Hi Xuneng,
I took a look at v11. Overall it looks good, and I think the direction
is right: now that the LSN-wait facility was committed independently
(3b4e53a, 447aae1), the patch no longer depends on the full WAIT FOR
machinery -- which I believe addresses Michael's main earlier concern --
and the change in read_local_xlog_page_guts() is small and focused.
I traced the wakeup paths against current master to convince myself the
busy-poll can be safely dropped:
- primary flush waiters are woken in xlog.c (XLogFlush /
XLogBackgroundFlush),
- standby replay waiters in xlogrecovery.c,
- promotion wakes standby replay waiters in xlog.c,
so the cascading A => B => C case (B promoted while decoding on C)
is covered via the replay advance.
WaitForLSN() also adds the waiter to the heap before re-reading the
current LSN, so there is no lost-wakeup window, and it checks for
interrupts before each WaitLatch(). So far so good.
A few comments, all minor:
1. CHECK_FOR_INTERRUPTS() right before the wait is now redundant. It
was needed for the old pg_usleep() busy-loop (pg_usleep does not
service interrupts), but WaitForLSN() already calls
CHECK_FOR_INTERRUPTS() before each WaitLatch(). It can be removed.
2. The switch on the standby WaitForLSN() result (the
SUCCESS/NOT_IN_RECOVERY/default block) doesn't seem to earn its keep.
Both non-default arms just break and fall through to the same "loop
back" as the primary branch, and WAIT_LSN_RESULT_TIMEOUT is
unreachable here because we pass timeout = -1. The existing callers
in commands/wait.c and commands/repack_worker.c switch on the result
precisely because they pass a finite timeout and act differently per
outcome; here the outcomes all lead to the same action, so the
primary branch's "ignore the result" style fits better and makes the
two branches symmetric.
The one part worth keeping is the comment about promotion, which
documents real behavior. So I'd drop the switch and keep the
explanation inline, e.g.:
else
{
/*
* On a standby, wait for replay. We ignore the result: if
* we get promoted while waiting, the next iteration of the
* outer loop takes the primary/flush path; if a cascading
* upstream switches timeline, replay advances and wakes us.

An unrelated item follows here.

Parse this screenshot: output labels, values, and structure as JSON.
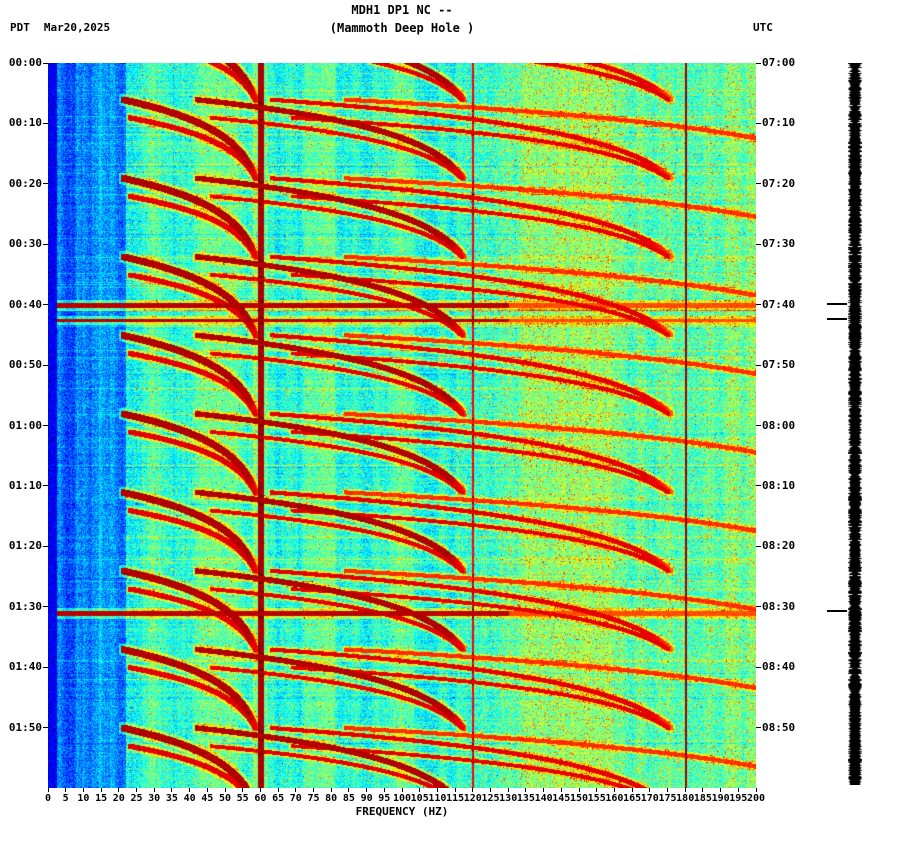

* Either way we loop back and re-evaluate, so no per-result
* handling is needed here.
*/
WaitForLSN(WAIT_LSN_TYPE_STANDBY_REPLAY, loc, -1);
}
3. The patch has no test. I realize a pure performance change is hard
to test, but the trickiest path is "promoted while waiting"
(WAIT_LSN_RESULT_NOT_IN_RECOVERY -> loop back -> flush path). A small
TAP test exercising that, plus a line in the commit message about how
you validated this (the performance comparison), would make reviewers
more comfortable since this touches sensitive WAL-read code. Even if
such a test doesn't end up being committed (recovery TAP tests are
expensive, and the committer may prefer not to add one), writing it
would at least let us confirm the promotion path behaves as intended.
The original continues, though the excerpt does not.